Klaszus argues that we don't need to take our footwear off each time we enter a home

Shoes on carpet?! That's right. It's dry. We mostly walk on pavement and concrete. Let it go.

Tony the Tiger / Wikimedia Commons

Shoes on carpet?! That's right. It's dry. We mostly walk on pavement and concrete. Let it go.

Leave your shoes on, Calgary.

That's right. Step on in.

As a city that has been formed through significant American influence, let’s embrace what large swaths of the U.S. figured out long ago: when it’s dry outside, there’s no need to remove your boots every single time you step inside.

It’s annoying and unnecessary.

Going into an American home is refreshing. Traffic moves freely at the doorway. It’s like cruising a free-flowing highway instead of having to stop at a toll booth.

The transition between inside and outside is seamless.

There’s an aesthetic benefit, too. Boots and shoes look damn good, and are often chosen to complement a particular outfit.

Sock feet, in comparison, usually look silly.

Go to an American party, and you see everyone with their outfits fully intact. They’re happier and more confident, because they’ve got their good shoes on.

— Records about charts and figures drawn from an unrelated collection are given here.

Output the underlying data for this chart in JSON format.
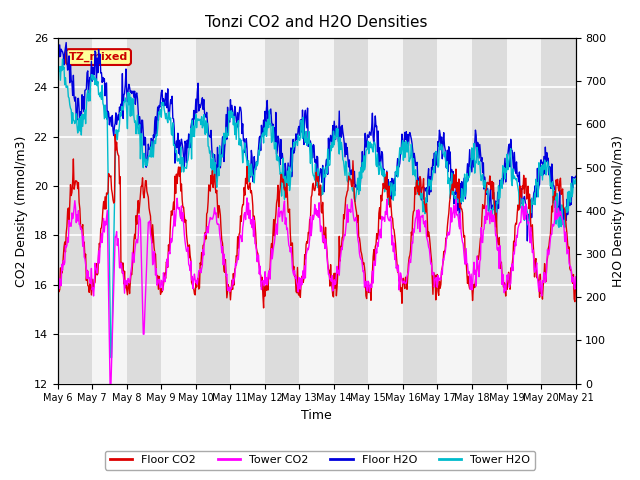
{
  "title": "Tonzi CO2 and H2O Densities",
  "xlabel": "Time",
  "ylabel_left": "CO2 Density (mmol/m3)",
  "ylabel_right": "H2O Density (mmol/m3)",
  "ylim_left": [
    12,
    26
  ],
  "ylim_right": [
    0,
    800
  ],
  "yticks_left": [
    12,
    14,
    16,
    18,
    20,
    22,
    24,
    26
  ],
  "yticks_right": [
    0,
    100,
    200,
    300,
    400,
    500,
    600,
    700,
    800
  ],
  "n_days": 15,
  "xtick_labels": [
    "May 6",
    "May 7",
    "May 8",
    "May 9",
    "May 10",
    "May 11",
    "May 12",
    "May 13",
    "May 14",
    "May 15",
    "May 16",
    "May 17",
    "May 18",
    "May 19",
    "May 20",
    "May 21"
  ],
  "band_color": "#dcdcdc",
  "background_color": "#ffffff",
  "plot_bg_color": "#f5f5f5",
  "label_box_text": "TZ_mixed",
  "label_box_facecolor": "#ffff99",
  "label_box_edgecolor": "#cc0000",
  "label_box_textcolor": "#cc0000",
  "colors": {
    "floor_co2": "#dd0000",
    "tower_co2": "#ff00ff",
    "floor_h2o": "#0000dd",
    "tower_h2o": "#00bbcc"
  },
  "legend_labels": [
    "Floor CO2",
    "Tower CO2",
    "Floor H2O",
    "Tower H2O"
  ],
  "seed": 12345
}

At Canadian parties, we sacrifice this comfort and confidence in the name of niceness. We heap our shoes at the door and are forever searching for them at the end of the night, as traffic backs up behind us like Deerfoot Trail at rush hour.

Then we awkwardly bump into each other and awkwardly tie our laces while standing on one leg. “Oh, sorry,” we say as we tip over into the pile of shoes, knocking several people down with us. “Sorry about that.”

Enough already.

The good news is we’re not beyond hope. The frequency of the following exchange in our city is a positive sign.

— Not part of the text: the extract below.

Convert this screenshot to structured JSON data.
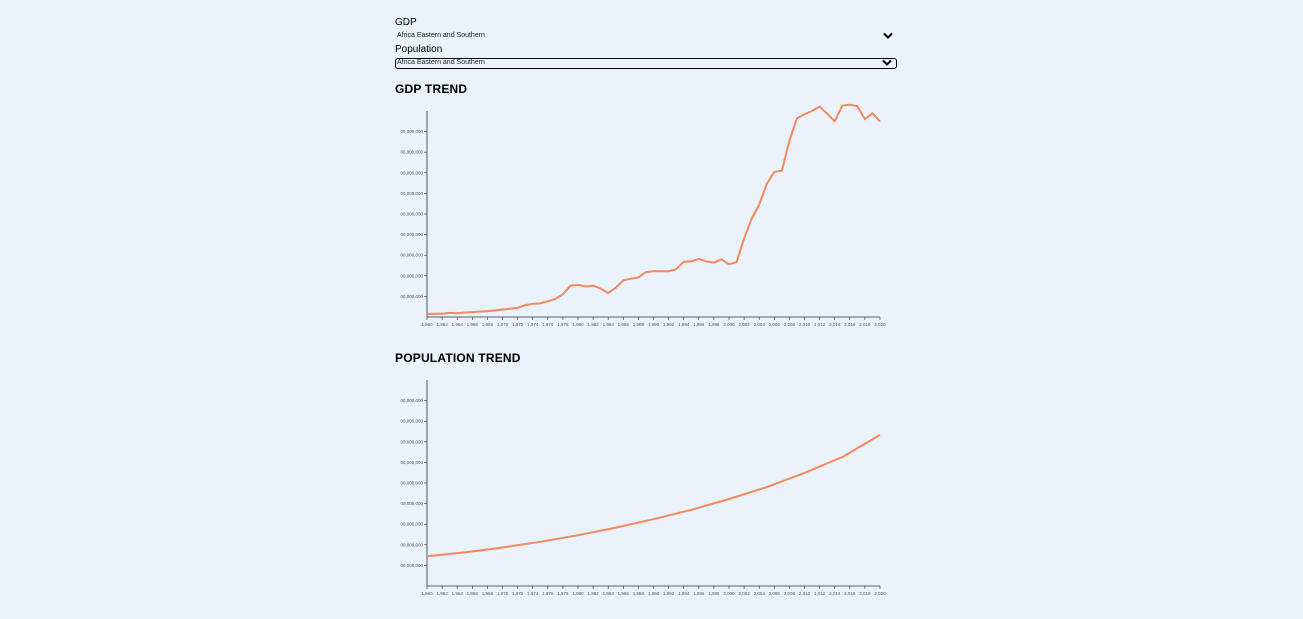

“Don’t worry about your shoes,” says the host.

“You sure?” replies the guest hesitantly.

“Ach, yes, of course,” insists the host with a dismissive wave of the hand.

This exchange usually takes place when someone is coming into a house for a brief period of time, but it’s a start.

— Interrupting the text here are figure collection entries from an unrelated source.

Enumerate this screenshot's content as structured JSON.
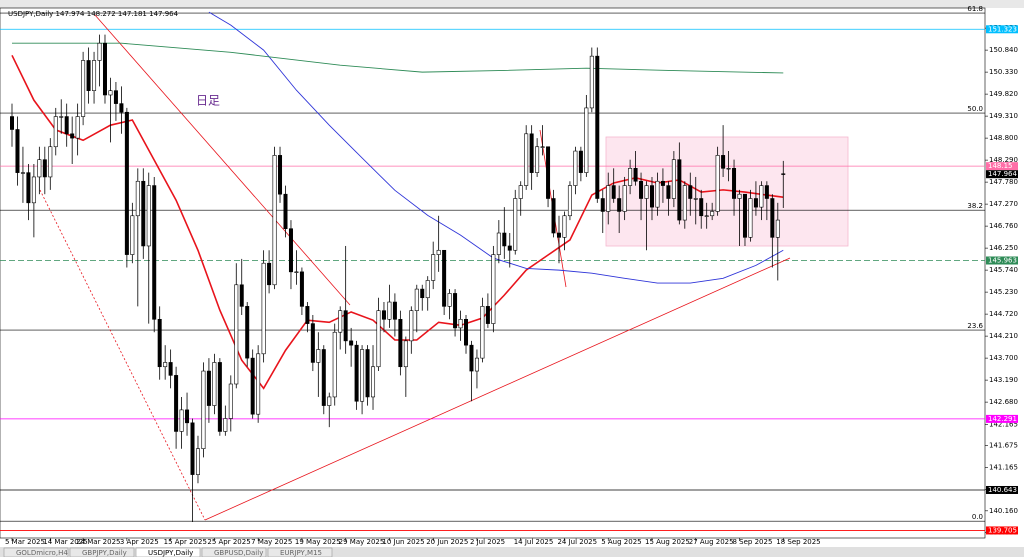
{
  "chart_data": {
    "type": "candlestick",
    "title": "USDJPY,Daily",
    "annotation": "日足",
    "ylim": [
      139.53,
      151.77
    ],
    "yticks": [
      {
        "value": 151.35,
        "label": "151.350"
      },
      {
        "value": 150.84,
        "label": "150.840"
      },
      {
        "value": 150.33,
        "label": "150.330"
      },
      {
        "value": 149.82,
        "label": "149.820"
      },
      {
        "value": 149.31,
        "label": "149.310"
      },
      {
        "value": 148.8,
        "label": "148.800"
      },
      {
        "value": 148.29,
        "label": "148.290"
      },
      {
        "value": 147.78,
        "label": "147.780"
      },
      {
        "value": 147.27,
        "label": "147.270"
      },
      {
        "value": 146.76,
        "label": "146.760"
      },
      {
        "value": 146.25,
        "label": "146.250"
      },
      {
        "value": 145.74,
        "label": "145.740"
      },
      {
        "value": 145.23,
        "label": "145.230"
      },
      {
        "value": 144.72,
        "label": "144.720"
      },
      {
        "value": 144.21,
        "label": "144.210"
      },
      {
        "value": 143.7,
        "label": "143.700"
      },
      {
        "value": 143.19,
        "label": "143.190"
      },
      {
        "value": 142.68,
        "label": "142.680"
      },
      {
        "value": 142.165,
        "label": "142.165"
      },
      {
        "value": 141.675,
        "label": "141.675"
      },
      {
        "value": 141.165,
        "label": "141.165"
      },
      {
        "value": 140.655,
        "label": "140.655"
      },
      {
        "value": 140.16,
        "label": "140.160"
      },
      {
        "value": 139.655,
        "label": "139.655"
      }
    ],
    "xticks": [
      {
        "value": 0,
        "label": "5 Mar 2025"
      },
      {
        "value": 7,
        "label": "14 Mar 2025"
      },
      {
        "value": 13,
        "label": "24 Mar 2025"
      },
      {
        "value": 21,
        "label": "3 Apr 2025"
      },
      {
        "value": 29,
        "label": "15 Apr 2025"
      },
      {
        "value": 37,
        "label": "25 Apr 2025"
      },
      {
        "value": 45,
        "label": "7 May 2025"
      },
      {
        "value": 53,
        "label": "19 May 2025"
      },
      {
        "value": 61,
        "label": "29 May 2025"
      },
      {
        "value": 69,
        "label": "10 Jun 2025"
      },
      {
        "value": 77,
        "label": "20 Jun 2025"
      },
      {
        "value": 85,
        "label": "2 Jul 2025"
      },
      {
        "value": 93,
        "label": "14 Jul 2025"
      },
      {
        "value": 101,
        "label": "24 Jul 2025"
      },
      {
        "value": 109,
        "label": "5 Aug 2025"
      },
      {
        "value": 117,
        "label": "15 Aug 2025"
      },
      {
        "value": 125,
        "label": "27 Aug 2025"
      },
      {
        "value": 133,
        "label": "8 Sep 2025"
      },
      {
        "value": 141,
        "label": "18 Sep 2025"
      }
    ],
    "up_color": "#ffffff",
    "down_color": "#000000",
    "candles": [
      [
        149.3,
        149.6,
        148.6,
        149.0
      ],
      [
        149.0,
        149.3,
        147.7,
        148.0
      ],
      [
        148.0,
        148.6,
        147.3,
        148.0
      ],
      [
        148.0,
        148.2,
        146.9,
        147.3
      ],
      [
        147.3,
        148.2,
        146.5,
        147.9
      ],
      [
        147.9,
        148.6,
        147.5,
        148.3
      ],
      [
        148.3,
        148.6,
        147.5,
        147.9
      ],
      [
        147.9,
        148.8,
        147.6,
        148.6
      ],
      [
        148.6,
        149.5,
        148.4,
        149.3
      ],
      [
        149.3,
        149.7,
        148.9,
        149.3
      ],
      [
        149.3,
        149.6,
        148.6,
        148.9
      ],
      [
        148.9,
        149.3,
        148.2,
        148.8
      ],
      [
        148.8,
        149.6,
        148.4,
        149.3
      ],
      [
        149.3,
        150.8,
        149.1,
        150.6
      ],
      [
        150.6,
        150.9,
        149.6,
        149.9
      ],
      [
        149.9,
        150.8,
        149.6,
        150.6
      ],
      [
        150.6,
        151.2,
        150.0,
        151.0
      ],
      [
        151.0,
        151.2,
        149.6,
        149.8
      ],
      [
        149.8,
        150.2,
        148.7,
        149.9
      ],
      [
        149.9,
        150.1,
        149.2,
        149.6
      ],
      [
        149.6,
        150.0,
        148.9,
        149.4
      ],
      [
        149.4,
        149.5,
        145.8,
        146.1
      ],
      [
        146.1,
        147.3,
        145.9,
        147.0
      ],
      [
        147.0,
        148.1,
        144.9,
        147.8
      ],
      [
        147.8,
        148.1,
        146.0,
        146.3
      ],
      [
        146.3,
        148.0,
        144.5,
        147.7
      ],
      [
        147.7,
        147.9,
        144.3,
        144.6
      ],
      [
        144.6,
        144.9,
        143.2,
        143.5
      ],
      [
        143.5,
        144.0,
        143.2,
        143.6
      ],
      [
        143.6,
        143.9,
        143.0,
        143.3
      ],
      [
        143.3,
        143.5,
        141.6,
        142.0
      ],
      [
        142.0,
        142.8,
        141.6,
        142.5
      ],
      [
        142.5,
        142.9,
        141.9,
        142.2
      ],
      [
        142.2,
        142.3,
        139.9,
        141.0
      ],
      [
        141.0,
        141.9,
        140.8,
        141.6
      ],
      [
        141.6,
        143.6,
        141.4,
        143.4
      ],
      [
        143.4,
        143.7,
        142.2,
        142.6
      ],
      [
        142.6,
        143.8,
        142.4,
        143.6
      ],
      [
        143.6,
        143.7,
        141.9,
        142.0
      ],
      [
        142.0,
        142.6,
        141.9,
        142.3
      ],
      [
        142.3,
        143.3,
        142.0,
        143.1
      ],
      [
        143.1,
        145.9,
        143.0,
        145.4
      ],
      [
        145.4,
        146.0,
        144.7,
        144.9
      ],
      [
        144.9,
        145.0,
        143.5,
        143.7
      ],
      [
        143.7,
        143.9,
        142.3,
        142.4
      ],
      [
        142.4,
        144.0,
        142.2,
        143.8
      ],
      [
        143.8,
        146.2,
        143.6,
        145.9
      ],
      [
        145.9,
        146.2,
        145.2,
        145.4
      ],
      [
        145.4,
        148.6,
        145.3,
        148.4
      ],
      [
        148.4,
        148.6,
        147.3,
        147.5
      ],
      [
        147.5,
        147.7,
        146.5,
        146.7
      ],
      [
        146.7,
        146.9,
        145.3,
        145.7
      ],
      [
        145.7,
        146.2,
        145.4,
        145.7
      ],
      [
        145.7,
        145.8,
        144.7,
        144.9
      ],
      [
        144.9,
        145.0,
        144.3,
        144.5
      ],
      [
        144.5,
        144.7,
        143.4,
        143.6
      ],
      [
        143.6,
        144.3,
        142.8,
        143.9
      ],
      [
        143.9,
        144.0,
        142.4,
        142.6
      ],
      [
        142.6,
        142.9,
        142.1,
        142.8
      ],
      [
        142.8,
        144.5,
        142.6,
        144.3
      ],
      [
        144.3,
        144.9,
        143.9,
        144.8
      ],
      [
        144.8,
        146.3,
        143.8,
        144.1
      ],
      [
        144.1,
        144.4,
        143.5,
        144.0
      ],
      [
        144.0,
        144.1,
        142.5,
        142.7
      ],
      [
        142.7,
        144.0,
        142.4,
        143.9
      ],
      [
        143.9,
        144.0,
        142.6,
        142.8
      ],
      [
        142.8,
        144.0,
        142.5,
        143.5
      ],
      [
        143.5,
        145.1,
        143.4,
        144.8
      ],
      [
        144.8,
        145.0,
        144.3,
        144.6
      ],
      [
        144.6,
        145.4,
        144.4,
        145.0
      ],
      [
        145.0,
        145.2,
        144.2,
        144.6
      ],
      [
        144.6,
        144.8,
        143.3,
        143.5
      ],
      [
        143.5,
        144.2,
        142.8,
        144.1
      ],
      [
        144.1,
        144.9,
        143.8,
        144.8
      ],
      [
        144.8,
        145.4,
        144.3,
        145.3
      ],
      [
        145.3,
        145.4,
        144.8,
        145.1
      ],
      [
        145.1,
        145.6,
        144.8,
        145.5
      ],
      [
        145.5,
        146.4,
        145.3,
        146.1
      ],
      [
        146.1,
        147.0,
        145.7,
        146.2
      ],
      [
        146.2,
        146.2,
        144.7,
        144.9
      ],
      [
        144.9,
        145.3,
        144.6,
        145.2
      ],
      [
        145.2,
        145.3,
        144.2,
        144.4
      ],
      [
        144.4,
        144.8,
        144.1,
        144.6
      ],
      [
        144.6,
        144.7,
        143.8,
        144.0
      ],
      [
        144.0,
        144.1,
        142.7,
        143.4
      ],
      [
        143.4,
        143.9,
        143.0,
        143.7
      ],
      [
        143.7,
        145.1,
        143.6,
        144.9
      ],
      [
        144.9,
        145.2,
        144.4,
        144.5
      ],
      [
        144.5,
        146.3,
        144.3,
        146.1
      ],
      [
        146.1,
        146.9,
        145.9,
        146.6
      ],
      [
        146.6,
        147.2,
        146.0,
        146.3
      ],
      [
        146.3,
        146.6,
        145.8,
        146.2
      ],
      [
        146.2,
        147.6,
        146.1,
        147.4
      ],
      [
        147.4,
        147.8,
        147.0,
        147.7
      ],
      [
        147.7,
        149.1,
        147.6,
        148.9
      ],
      [
        148.9,
        149.1,
        147.6,
        148.0
      ],
      [
        148.0,
        148.8,
        147.9,
        148.6
      ],
      [
        148.6,
        149.1,
        148.4,
        148.6
      ],
      [
        148.6,
        148.6,
        147.2,
        147.4
      ],
      [
        147.4,
        147.6,
        146.5,
        146.6
      ],
      [
        146.6,
        147.0,
        145.9,
        146.5
      ],
      [
        146.5,
        147.1,
        146.2,
        147.0
      ],
      [
        147.0,
        147.8,
        146.9,
        147.7
      ],
      [
        147.7,
        148.6,
        147.5,
        148.5
      ],
      [
        148.5,
        148.6,
        147.8,
        148.0
      ],
      [
        148.0,
        149.8,
        147.9,
        149.5
      ],
      [
        149.5,
        150.9,
        149.4,
        150.7
      ],
      [
        150.7,
        150.9,
        147.3,
        147.4
      ],
      [
        147.4,
        147.6,
        146.6,
        147.1
      ],
      [
        147.1,
        148.0,
        146.8,
        147.7
      ],
      [
        147.7,
        148.1,
        147.3,
        147.4
      ],
      [
        147.4,
        147.7,
        146.6,
        147.1
      ],
      [
        147.1,
        147.9,
        146.9,
        147.7
      ],
      [
        147.7,
        148.3,
        147.5,
        148.1
      ],
      [
        148.1,
        148.5,
        147.7,
        147.8
      ],
      [
        147.8,
        148.0,
        146.9,
        147.4
      ],
      [
        147.4,
        147.8,
        146.2,
        147.7
      ],
      [
        147.7,
        147.9,
        146.9,
        147.2
      ],
      [
        147.2,
        148.0,
        147.0,
        147.8
      ],
      [
        147.8,
        148.1,
        147.3,
        147.7
      ],
      [
        147.7,
        147.8,
        147.0,
        147.4
      ],
      [
        147.4,
        148.5,
        147.2,
        148.3
      ],
      [
        148.3,
        148.7,
        146.8,
        146.9
      ],
      [
        146.9,
        147.8,
        146.7,
        147.7
      ],
      [
        147.7,
        148.0,
        147.0,
        147.4
      ],
      [
        147.4,
        147.9,
        146.8,
        147.4
      ],
      [
        147.4,
        147.6,
        146.7,
        147.0
      ],
      [
        147.0,
        147.3,
        146.7,
        147.0
      ],
      [
        147.0,
        147.3,
        146.9,
        147.1
      ],
      [
        147.1,
        148.6,
        147.0,
        148.4
      ],
      [
        148.4,
        149.1,
        147.9,
        148.1
      ],
      [
        148.1,
        148.5,
        147.8,
        148.1
      ],
      [
        148.1,
        148.3,
        147.0,
        147.4
      ],
      [
        147.4,
        147.6,
        146.3,
        147.5
      ],
      [
        147.5,
        147.5,
        146.3,
        146.5
      ],
      [
        146.5,
        147.6,
        146.4,
        147.4
      ],
      [
        147.4,
        147.8,
        147.0,
        147.2
      ],
      [
        147.2,
        147.8,
        146.9,
        147.7
      ],
      [
        147.7,
        147.8,
        146.9,
        147.4
      ],
      [
        147.4,
        147.5,
        145.8,
        146.5
      ],
      [
        146.5,
        147.3,
        145.5,
        146.9
      ],
      [
        147.974,
        148.272,
        147.181,
        147.964
      ]
    ],
    "indicators": [
      {
        "color": "#e8141c",
        "x": [
          0,
          4,
          8,
          13,
          18,
          22,
          26,
          30,
          34,
          38,
          42,
          46,
          50,
          54,
          58,
          62,
          66,
          70,
          74,
          78,
          82,
          86,
          90,
          94,
          98,
          102,
          106,
          110,
          114,
          118,
          122,
          126,
          130,
          134,
          138,
          141
        ],
        "values": [
          150.72,
          149.68,
          148.99,
          148.75,
          149.1,
          149.22,
          148.29,
          147.36,
          146.2,
          144.81,
          143.65,
          143.0,
          143.88,
          144.58,
          144.53,
          144.77,
          144.58,
          144.12,
          144.12,
          144.53,
          144.46,
          144.63,
          145.16,
          145.74,
          146.09,
          146.44,
          147.48,
          147.76,
          147.88,
          147.76,
          147.83,
          147.55,
          147.6,
          147.55,
          147.48,
          147.43
        ]
      },
      {
        "color": "#2f35d8",
        "x": [
          36,
          40,
          46,
          52,
          58,
          64,
          70,
          76,
          82,
          88,
          94,
          100,
          106,
          112,
          118,
          124,
          130,
          136,
          141
        ],
        "values": [
          151.72,
          151.42,
          150.84,
          149.91,
          149.1,
          148.34,
          147.59,
          147.01,
          146.55,
          146.02,
          145.78,
          145.74,
          145.67,
          145.55,
          145.44,
          145.44,
          145.55,
          145.85,
          146.2
        ]
      },
      {
        "color": "#2e8b57",
        "x": [
          0,
          20,
          40,
          60,
          75,
          90,
          105,
          120,
          141
        ],
        "values": [
          151.0,
          151.0,
          150.79,
          150.49,
          150.33,
          150.37,
          150.42,
          150.37,
          150.31
        ]
      }
    ],
    "fib_levels": [
      {
        "label": "61.8",
        "value": 151.7
      },
      {
        "label": "50.0",
        "value": 149.38
      },
      {
        "label": "38.2",
        "value": 147.13
      },
      {
        "label": "23.6",
        "value": 144.35
      },
      {
        "label": "0.0",
        "value": 139.92
      }
    ],
    "hlines": [
      {
        "value": 151.323,
        "color": "#00bfff"
      },
      {
        "value": 148.15,
        "color": "#ff6fa8"
      },
      {
        "value": 145.963,
        "color": "#2e8b57",
        "dashed": true
      },
      {
        "value": 142.291,
        "color": "#ff00ff"
      },
      {
        "value": 140.643,
        "color": "#000000"
      },
      {
        "value": 139.705,
        "color": "#ff0000"
      }
    ],
    "tabs": [
      "GOLDmicro,H4",
      "GBPJPY,Daily",
      "USDJPY,Daily",
      "GBPUSD,Daily",
      "EURJPY,M15"
    ],
    "active_tab": 2
  }
}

Even so, I’ve had people tell me to leave my shoes on like this, and still I kick them off.

I prefer to keep them on, but it still feels wrong, like I’m giving offense to the host somehow. It becomes a battle of Canadian niceness vs. Canadian niceness.

It’s time for us to get past this and change our silly social custom, so that like Americans, we can all wear our shoes inside without feeling guilty.

At the very least, we should have a robust public debate on the merits of being shoeless or shod.

Winter calls for its own set of rules. It only makes sense to spare our floors—and the floors of others—from the ravages of snowy, salty muck.

But if it’s a dry, blue-sky day?

Keep those boots on, my friend. Come on in. Don’t worry about it.

Changing our custom will mean parting company with shoe-shedding nations including Sweden, Japan and Denmark, but we’ll always remember the good times we had together in our sock feet.